Updated on 2024-11-20 GMT+08:00

Failure Modes

A failure mode refers to a specific type of problem or failure status that may occur during application running. Build a rich failure mode library and formulate corresponding prevention and recovery measures to help design a more highly available application system. By identifying potential faults, you can perform routine drills to verify whether the fault recovery measures and fault impacts meet the expectations and prepare for better response to various challenges.

Scenarios

You can analyze the possible fault points of an application, create a failure mode by describing the fault occurrence conditions, fault symptoms, and customer impacts, and apply the failure mode to routine chaos drills.

Precautions

Check whether the enterprise project, application, event level, and scenario category of the failure mode are correct.

Procedure

  1. Log in to COC.
  2. In the navigation pane on the left, choose Resilience Center > Chaos Drill. On the displayed page, click Risk Management Tasks, and click Failure Modes. On the displayed page, click Create Failure Mode.

    Figure 1 Failure Modes

  3. Enter the failure mode information by referring to Table 1.
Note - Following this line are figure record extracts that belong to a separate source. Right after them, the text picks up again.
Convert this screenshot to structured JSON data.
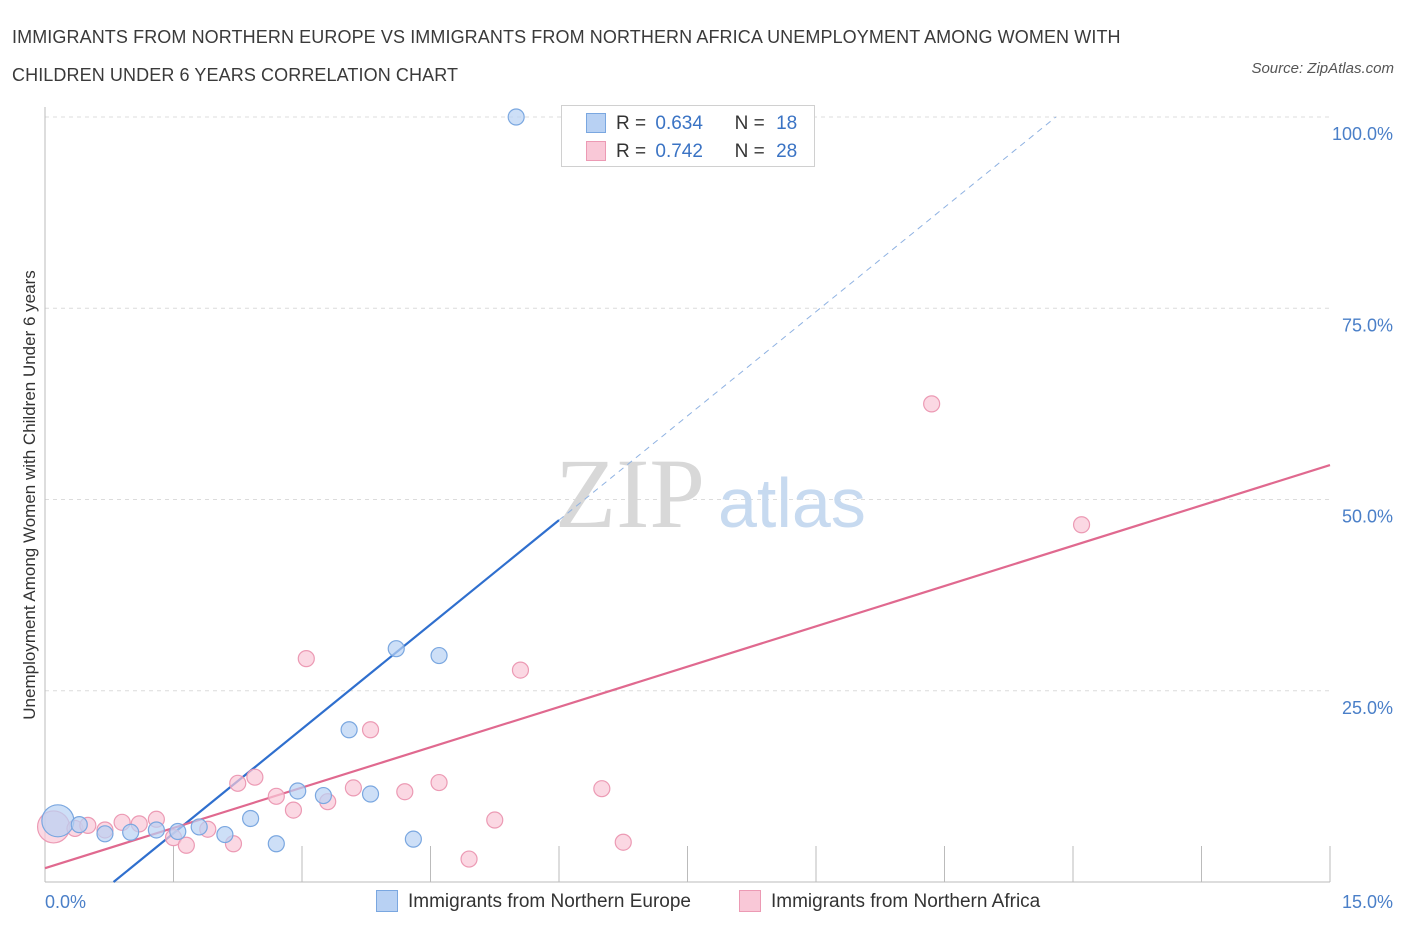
{
  "title": "IMMIGRANTS FROM NORTHERN EUROPE VS IMMIGRANTS FROM NORTHERN AFRICA UNEMPLOYMENT AMONG WOMEN WITH CHILDREN UNDER 6 YEARS CORRELATION CHART",
  "source": "Source: ZipAtlas.com",
  "watermark": {
    "zip": "ZIP",
    "atlas": "atlas"
  },
  "legend": {
    "r_label": "R =",
    "n_label": "N =",
    "series_a": {
      "r": "0.634",
      "n": "18"
    },
    "series_b": {
      "r": "0.742",
      "n": "28"
    }
  },
  "bottom_legend": {
    "series_a": "Immigrants from Northern Europe",
    "series_b": "Immigrants from Northern Africa"
  },
  "chart_data": {
    "type": "scatter",
    "xlabel": "",
    "ylabel": "Unemployment Among Women with Children Under 6 years",
    "xlim": [
      0,
      15
    ],
    "ylim": [
      0,
      100
    ],
    "x_tick_labels": [
      "0.0%",
      "15.0%"
    ],
    "y_ticks": [
      25,
      50,
      75,
      100
    ],
    "y_tick_labels": [
      "25.0%",
      "50.0%",
      "75.0%",
      "100.0%"
    ],
    "grid": "horizontal dashed",
    "legend_position": "top-center",
    "colors": {
      "series_a_fill": "#b8d1f3",
      "series_a_stroke": "#7aa7e0",
      "series_a_line": "#2f6fce",
      "series_b_fill": "#f9c8d7",
      "series_b_stroke": "#ec9ab4",
      "series_b_line": "#e0698f"
    },
    "series": [
      {
        "name": "Immigrants from Northern Europe",
        "r": 0.634,
        "n": 18,
        "points": [
          {
            "x": 0.15,
            "y": 8.0,
            "size": "large"
          },
          {
            "x": 0.4,
            "y": 7.5
          },
          {
            "x": 0.7,
            "y": 6.3
          },
          {
            "x": 1.0,
            "y": 6.5
          },
          {
            "x": 1.3,
            "y": 6.8
          },
          {
            "x": 1.55,
            "y": 6.6
          },
          {
            "x": 1.8,
            "y": 7.2
          },
          {
            "x": 2.1,
            "y": 6.2
          },
          {
            "x": 2.4,
            "y": 8.3
          },
          {
            "x": 2.7,
            "y": 5.0
          },
          {
            "x": 2.95,
            "y": 11.9
          },
          {
            "x": 3.25,
            "y": 11.3
          },
          {
            "x": 3.55,
            "y": 19.9
          },
          {
            "x": 3.8,
            "y": 11.5
          },
          {
            "x": 4.1,
            "y": 30.5
          },
          {
            "x": 4.3,
            "y": 5.6
          },
          {
            "x": 4.6,
            "y": 29.6
          },
          {
            "x": 5.5,
            "y": 100.0
          }
        ],
        "trendline": {
          "x": [
            0.8,
            6.0
          ],
          "y": [
            0.0,
            47.3
          ],
          "dashed_extension_to": [
            11.8,
            100.0
          ]
        }
      },
      {
        "name": "Immigrants from Northern Africa",
        "r": 0.742,
        "n": 28,
        "points": [
          {
            "x": 0.1,
            "y": 7.2,
            "size": "large"
          },
          {
            "x": 0.35,
            "y": 7.0
          },
          {
            "x": 0.5,
            "y": 7.4
          },
          {
            "x": 0.7,
            "y": 6.8
          },
          {
            "x": 0.9,
            "y": 7.8
          },
          {
            "x": 1.1,
            "y": 7.6
          },
          {
            "x": 1.3,
            "y": 8.2
          },
          {
            "x": 1.5,
            "y": 5.8
          },
          {
            "x": 1.65,
            "y": 4.8
          },
          {
            "x": 1.9,
            "y": 6.9
          },
          {
            "x": 2.2,
            "y": 5.0
          },
          {
            "x": 2.25,
            "y": 12.9
          },
          {
            "x": 2.45,
            "y": 13.7
          },
          {
            "x": 2.7,
            "y": 11.2
          },
          {
            "x": 2.9,
            "y": 9.4
          },
          {
            "x": 3.05,
            "y": 29.2
          },
          {
            "x": 3.3,
            "y": 10.5
          },
          {
            "x": 3.6,
            "y": 12.3
          },
          {
            "x": 3.8,
            "y": 19.9
          },
          {
            "x": 4.2,
            "y": 11.8
          },
          {
            "x": 4.6,
            "y": 13.0
          },
          {
            "x": 4.95,
            "y": 3.0
          },
          {
            "x": 5.25,
            "y": 8.1
          },
          {
            "x": 5.55,
            "y": 27.7
          },
          {
            "x": 6.5,
            "y": 12.2
          },
          {
            "x": 6.75,
            "y": 5.2
          },
          {
            "x": 10.35,
            "y": 62.5
          },
          {
            "x": 12.1,
            "y": 46.7
          }
        ],
        "trendline": {
          "x": [
            0.0,
            15.0
          ],
          "y": [
            1.8,
            54.5
          ]
        }
      }
    ]
  }
}
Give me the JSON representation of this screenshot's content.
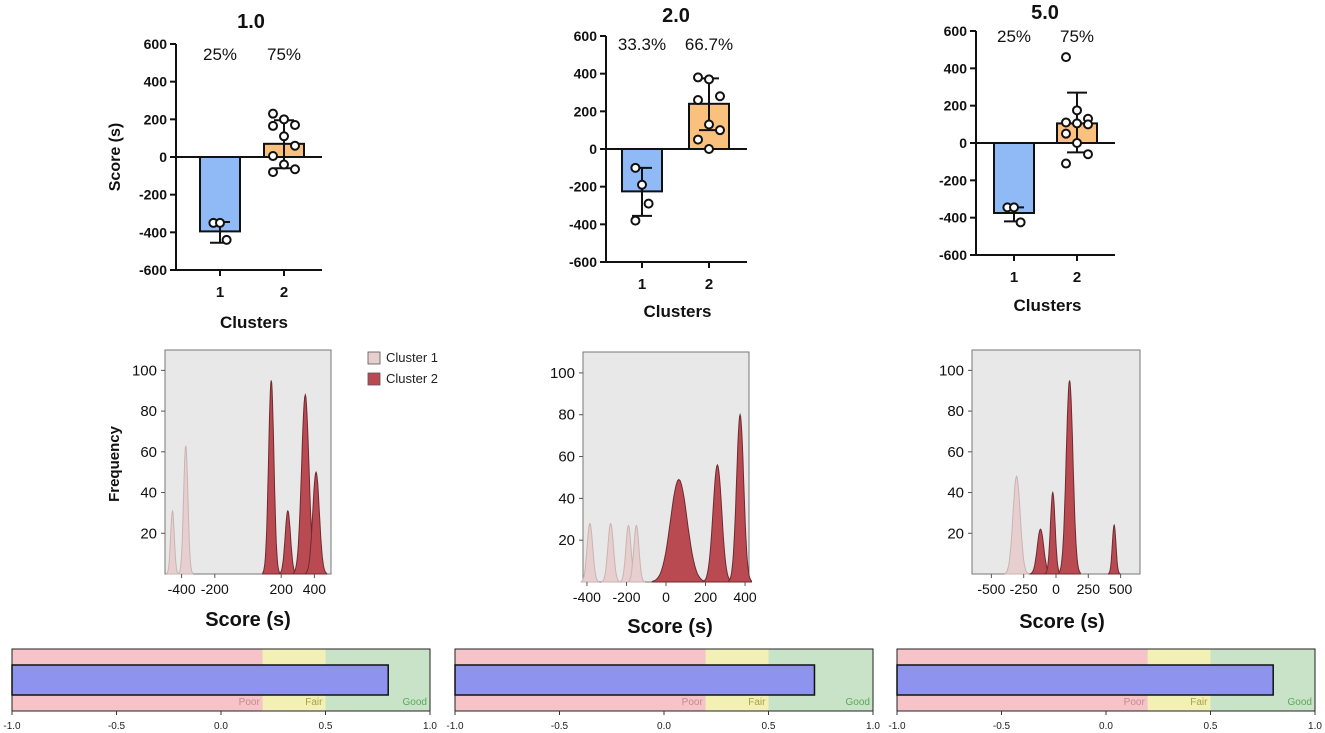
{
  "colors": {
    "cluster1_bar": "#8fbaf5",
    "cluster2_bar": "#f9c07e",
    "cluster1_density": "#e8cfcf",
    "cluster2_density": "#b94a52",
    "density_bg": "#e8e8e8",
    "poor": "#f5c3c8",
    "fair": "#f2f0b4",
    "good": "#c8e3c8",
    "silhouette_bar": "#8e94ee",
    "poor_text": "#c98a8a",
    "fair_text": "#a8a24a",
    "good_text": "#5ca85c"
  },
  "legend": {
    "cluster1": "Cluster 1",
    "cluster2": "Cluster 2"
  },
  "chart_data": [
    {
      "type": "bar",
      "panel": "1.0",
      "title": "1.0",
      "xlabel": "Clusters",
      "ylabel": "Score (s)",
      "categories": [
        "1",
        "2"
      ],
      "ylim": [
        -600,
        600
      ],
      "yticks": [
        -600,
        -400,
        -200,
        0,
        200,
        400,
        600
      ],
      "percent_labels": [
        "25%",
        "75%"
      ],
      "values": [
        -395,
        70
      ],
      "error_low": [
        -455,
        -60
      ],
      "error_high": [
        -345,
        195
      ],
      "points": [
        [
          -350,
          -350,
          -440
        ],
        [
          230,
          200,
          170,
          165,
          110,
          60,
          5,
          -40,
          -65,
          -80
        ]
      ]
    },
    {
      "type": "bar",
      "panel": "2.0",
      "title": "2.0",
      "xlabel": "Clusters",
      "ylabel": "",
      "categories": [
        "1",
        "2"
      ],
      "ylim": [
        -600,
        600
      ],
      "yticks": [
        -600,
        -400,
        -200,
        0,
        200,
        400,
        600
      ],
      "percent_labels": [
        "33.3%",
        "66.7%"
      ],
      "values": [
        -225,
        240
      ],
      "error_low": [
        -355,
        100
      ],
      "error_high": [
        -100,
        375
      ],
      "points": [
        [
          -100,
          -190,
          -290,
          -380
        ],
        [
          380,
          370,
          280,
          260,
          130,
          100,
          50,
          0
        ]
      ]
    },
    {
      "type": "bar",
      "panel": "5.0",
      "title": "5.0",
      "xlabel": "Clusters",
      "ylabel": "",
      "categories": [
        "1",
        "2"
      ],
      "ylim": [
        -600,
        600
      ],
      "yticks": [
        -600,
        -400,
        -200,
        0,
        200,
        400,
        600
      ],
      "percent_labels": [
        "25%",
        "75%"
      ],
      "values": [
        -375,
        105
      ],
      "error_low": [
        -420,
        -50
      ],
      "error_high": [
        -345,
        270
      ],
      "points": [
        [
          -345,
          -345,
          -425
        ],
        [
          460,
          175,
          130,
          110,
          105,
          100,
          50,
          0,
          -60,
          -110
        ]
      ]
    },
    {
      "type": "area",
      "panel": "1.0",
      "xlabel": "Score (s)",
      "ylabel": "Frequency",
      "xlim": [
        -500,
        500
      ],
      "xticks": [
        -400,
        -200,
        200,
        400
      ],
      "ylim": [
        0,
        110
      ],
      "yticks": [
        20,
        40,
        60,
        80,
        100
      ],
      "series": [
        {
          "name": "Cluster 1",
          "peaks": [
            [
              -455,
              31,
              11
            ],
            [
              -375,
              63,
              13
            ]
          ]
        },
        {
          "name": "Cluster 2",
          "peaks": [
            [
              140,
              95,
              16
            ],
            [
              240,
              31,
              16
            ],
            [
              345,
              88,
              22
            ],
            [
              410,
              50,
              20
            ]
          ]
        }
      ]
    },
    {
      "type": "area",
      "panel": "2.0",
      "xlabel": "Score (s)",
      "ylabel": "",
      "xlim": [
        -420,
        420
      ],
      "xticks": [
        -400,
        -200,
        0,
        200,
        400
      ],
      "ylim": [
        0,
        110
      ],
      "yticks": [
        20,
        40,
        60,
        80,
        100
      ],
      "series": [
        {
          "name": "Cluster 1",
          "peaks": [
            [
              -385,
              28,
              14
            ],
            [
              -280,
              28,
              14
            ],
            [
              -190,
              27,
              13
            ],
            [
              -150,
              27,
              13
            ]
          ]
        },
        {
          "name": "Cluster 2",
          "peaks": [
            [
              65,
              49,
              42
            ],
            [
              260,
              56,
              22
            ],
            [
              375,
              80,
              18
            ]
          ]
        }
      ]
    },
    {
      "type": "area",
      "panel": "5.0",
      "xlabel": "Score (s)",
      "ylabel": "",
      "xlim": [
        -650,
        650
      ],
      "xticks": [
        -500,
        -250,
        0,
        250,
        500
      ],
      "xticklabels": [
        "-500",
        "-250",
        "0",
        "250",
        "500"
      ],
      "ylim": [
        0,
        110
      ],
      "yticks": [
        20,
        40,
        60,
        80,
        100
      ],
      "series": [
        {
          "name": "Cluster 1",
          "peaks": [
            [
              -305,
              48,
              28
            ]
          ]
        },
        {
          "name": "Cluster 2",
          "peaks": [
            [
              -120,
              22,
              25
            ],
            [
              -25,
              40,
              18
            ],
            [
              105,
              95,
              26
            ],
            [
              450,
              24,
              14
            ]
          ]
        }
      ]
    },
    {
      "type": "bar",
      "panel": "1.0",
      "orientation": "horizontal",
      "xlim": [
        -1.0,
        1.0
      ],
      "xticks": [
        "-1.0",
        "-0.5",
        "0.0",
        "0.5",
        "1.0"
      ],
      "zones": [
        {
          "label": "Poor",
          "from": -1.0,
          "to": 0.2
        },
        {
          "label": "Fair",
          "from": 0.2,
          "to": 0.5
        },
        {
          "label": "Good",
          "from": 0.5,
          "to": 1.0
        }
      ],
      "value": 0.8
    },
    {
      "type": "bar",
      "panel": "2.0",
      "orientation": "horizontal",
      "xlim": [
        -1.0,
        1.0
      ],
      "xticks": [
        "-1.0",
        "-0.5",
        "0.0",
        "0.5",
        "1.0"
      ],
      "zones": [
        {
          "label": "Poor",
          "from": -1.0,
          "to": 0.2
        },
        {
          "label": "Fair",
          "from": 0.2,
          "to": 0.5
        },
        {
          "label": "Good",
          "from": 0.5,
          "to": 1.0
        }
      ],
      "value": 0.72
    },
    {
      "type": "bar",
      "panel": "5.0",
      "orientation": "horizontal",
      "xlim": [
        -1.0,
        1.0
      ],
      "xticks": [
        "-1.0",
        "-0.5",
        "0.0",
        "0.5",
        "1.0"
      ],
      "zones": [
        {
          "label": "Poor",
          "from": -1.0,
          "to": 0.2
        },
        {
          "label": "Fair",
          "from": 0.2,
          "to": 0.5
        },
        {
          "label": "Good",
          "from": 0.5,
          "to": 1.0
        }
      ],
      "value": 0.8
    }
  ]
}
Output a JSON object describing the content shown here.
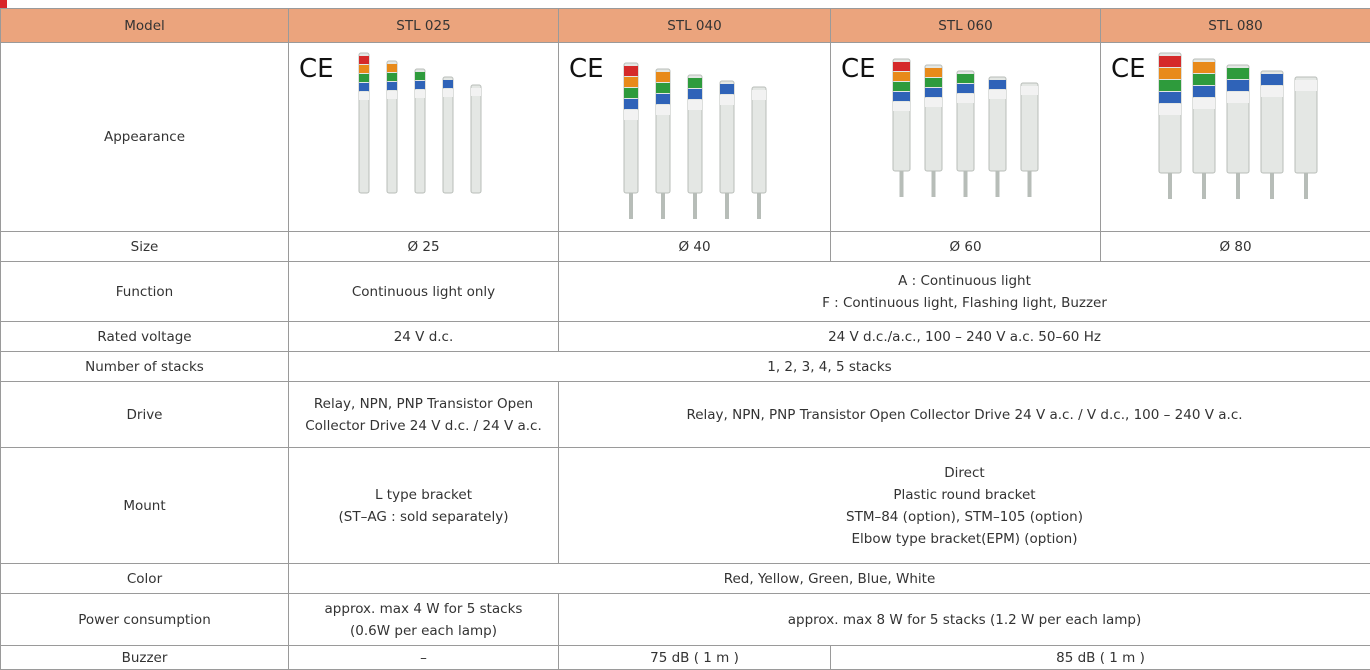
{
  "table": {
    "header": [
      "Model",
      "STL 025",
      "STL 040",
      "STL 060",
      "STL 080"
    ],
    "rows": [
      {
        "label": "Appearance",
        "cells": [
          [
            "CE"
          ],
          [
            "CE"
          ],
          [
            "CE"
          ],
          [
            "CE"
          ]
        ]
      },
      {
        "label": "Size",
        "cells": [
          [
            "Ø 25"
          ],
          [
            "Ø 40"
          ],
          [
            "Ø 60"
          ],
          [
            "Ø 80"
          ]
        ]
      },
      {
        "label": "Function",
        "cells": [
          [
            "Continuous light only"
          ],
          [
            "A : Continuous light",
            "F : Continuous light, Flashing light, Buzzer"
          ]
        ]
      },
      {
        "label": "Rated voltage",
        "cells": [
          [
            "24 V d.c."
          ],
          [
            "24 V d.c./a.c., 100 – 240 V a.c. 50–60 Hz"
          ]
        ]
      },
      {
        "label": "Number of stacks",
        "cells": [
          [
            "1, 2, 3, 4, 5  stacks"
          ]
        ]
      },
      {
        "label": "Drive",
        "cells": [
          [
            "Relay, NPN, PNP Transistor Open",
            "Collector Drive  24 V d.c. / 24 V a.c."
          ],
          [
            "Relay, NPN, PNP Transistor Open Collector Drive  24 V a.c. / V d.c., 100 – 240 V a.c."
          ]
        ]
      },
      {
        "label": "Mount",
        "cells": [
          [
            "L type bracket",
            "(ST–AG : sold separately)"
          ],
          [
            "Direct",
            "Plastic round bracket",
            "STM–84 (option), STM–105 (option)",
            "Elbow type bracket(EPM) (option)"
          ]
        ]
      },
      {
        "label": "Color",
        "cells": [
          [
            "Red, Yellow, Green, Blue, White"
          ]
        ]
      },
      {
        "label": "Power consumption",
        "cells": [
          [
            "approx. max 4 W for 5 stacks",
            "(0.6W per each lamp)"
          ],
          [
            "approx. max 8 W for 5 stacks (1.2 W per each lamp)"
          ]
        ]
      },
      {
        "label": "Buzzer",
        "cells": [
          [
            "–"
          ],
          [
            "75 dB ( 1 m )"
          ],
          [
            "85 dB ( 1 m )"
          ]
        ]
      }
    ]
  }
}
    Figure 2 Creating a failure mode
    Table 1 Failure mode parameters

    Parameter

    Description

    Failure Mode

    Custom failure mode name

    Enterprise Project

    Enterprise project to which the failure mode resource belongs. default is the preset value.

    Application

    Application to which the drill target belongs

    Incident Level

    For details about the incident level, see Creating an Incident.

    Source

    Including Failure modes detected proactively and Existing failure modes.

    Contingency Plan Available

    Yes or No. The default value is Yes.

    Contingency Plan Available

    Select a contingency plan from the drop-down list box. If no plan is available, create one. For details, see Emergency Plan.

    Scenario Category

    Failure scenario, including redundancy, disaster recovery, overload, configuration, and dependency

    Occurrence Conditions

    Possible conditions that cause the failure

    Fault Symptom

    Service symptom when the failure occurs

    Impact on Customer

    Failure impact on customers

  4. Select whether a contingency plan is provided. If you select Yes, select a contingency plan name from the drop-down list. If no contingency plan is available, create a contingency plan and click OK.